I Wanted to decide on whether to go and watch Gippy or Aurangazeb movie. Both the Bollywood movies have been released recently. For fun, I wanted to choose this based on the Twitter trends and I wanted to kind of decide this based on the Verbs “Watch” and/or “Book” appearing on the Tweets , which is a implicit way people could describe or recommend an action over their tweets
In order to decide this, I did the following
. 1. Mine Twitter with hash tags for #Gippi and #AURANGAZEB (about 1500 tweets)
2. Each Tweet is parsed for its linguistics (NLP) and the Verbs are extracted(e.g Watch, Book)
* Here is a sample tweet[image] from Twitter
3. The tweets are then vectorised for a Supervised Machine learning training . For this training, the feature vectors will be the ‘Verbs’ along with the tweet text and the labels that I applied (generated) was ‘GO-GIPPI’ and ‘GO-AURANGAZEB’
4. A Machine learning algorithm based on K-Nearest Neighbour with Manhattan distance was trained on this data. [I also tried with Euclidean distance]
5. Once trained, I applied the test label ‘Watch and then ‘Book’ on the trained model and asked the Algorithm to predict its results (classification) as ‘GO-GIPPI’ and ‘GO-AURANGAZEB’ for the given label (which is actually an expected Verb in the tweet implying the recommendation)
6. To my surprise, for both the test labels (the Verbs) Watch and Book which actually means where people are writing Watch ‘X’ movie or Book ‘X’ movie , the Algorithm classified and recommended ’GO-AURANGAZEB’ as the result [see the results box of my program]
So, The twitter based recommendation algorithm pointed that I should go and Watch the AURANGAZEB movie!!
I quickly wanted to see if there is a quantification to this recommendation by my Machine learning ,predictive analytics program
To my Surprise, From this website , the Box office collections of Aurangazeb movie indicated that it is way higher than Gippi’s nox office collections which is perhaps a direct reflection that the film is doing well and more people go and watch it!! Isnt it?

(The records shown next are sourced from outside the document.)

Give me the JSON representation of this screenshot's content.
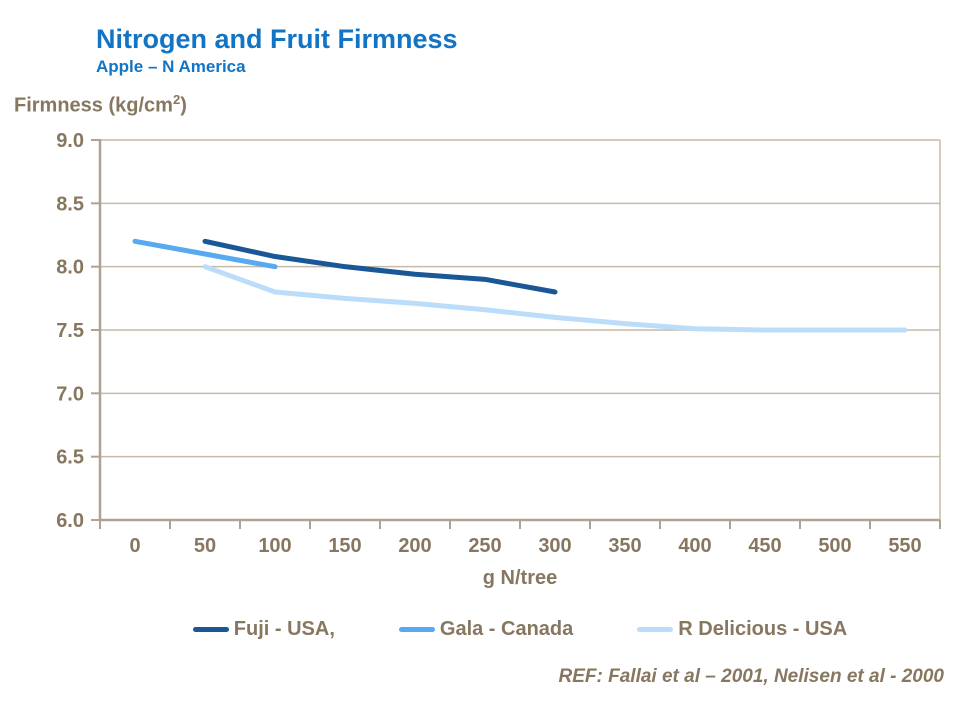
{
  "header": {
    "title": "Nitrogen and Fruit Firmness",
    "subtitle": "Apple – N America"
  },
  "colors": {
    "accent_blue": "#1274C5",
    "text_brown": "#877760",
    "axis_tan": "#AFA294",
    "grid_tan": "#C6BAAA",
    "fuji_dark_blue": "#1A5796",
    "gala_medium_blue": "#57A9F0",
    "rdelicious_light_blue": "#BCDDFA"
  },
  "chart_data": {
    "type": "line",
    "title": "Nitrogen and Fruit Firmness",
    "subtitle": "Apple – N America",
    "xlabel": "g N/tree",
    "ylabel_prefix": "Firmness (kg/cm",
    "ylabel_sup": "2",
    "ylabel_suffix": ")",
    "categories": [
      0,
      50,
      100,
      150,
      200,
      250,
      300,
      350,
      400,
      450,
      500,
      550
    ],
    "y_ticklabels": [
      "6.0",
      "6.5",
      "7.0",
      "7.5",
      "8.0",
      "8.5",
      "9.0"
    ],
    "ylim": [
      6.0,
      9.0
    ],
    "grid": "horizontal",
    "legend_position": "bottom",
    "series": [
      {
        "name": "Fuji - USA,",
        "color": "#1A5796",
        "values": [
          null,
          8.2,
          8.08,
          8.0,
          7.94,
          7.9,
          7.8,
          null,
          null,
          null,
          null,
          null
        ]
      },
      {
        "name": "Gala - Canada",
        "color": "#57A9F0",
        "values": [
          8.2,
          8.1,
          8.0,
          null,
          null,
          null,
          null,
          null,
          null,
          null,
          null,
          null
        ]
      },
      {
        "name": "R Delicious - USA",
        "color": "#BCDDFA",
        "values": [
          null,
          8.0,
          7.8,
          7.75,
          7.71,
          7.66,
          7.6,
          7.55,
          7.51,
          7.5,
          7.5,
          7.5
        ]
      }
    ]
  },
  "footer": {
    "ref": "REF: Fallai et al – 2001, Nelisen et al - 2000"
  }
}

As you can see from the below picture [excerpt of website screenshot], Aurangazeb had grossed Rs 14.7 Cr as against Gippy’s Rs 4.5 Cr.
Next I sampled a public recommendation from the yahoo answer website that again pointed to “AURANGAZEB” as the best movie!
So from these public information , I validated that my program predicted from the twitter /tweets and recommended to go to “AURANGAZEB” which I am planning to see soon to really check !?
As I look for mining large volumes of twitter data and apply it to machine learning algorithms to make complex predictions, I am going to need more storage,RAM and processing power and Cloud will be the right place to make this happen. Obviously Amazon AWS is my choice!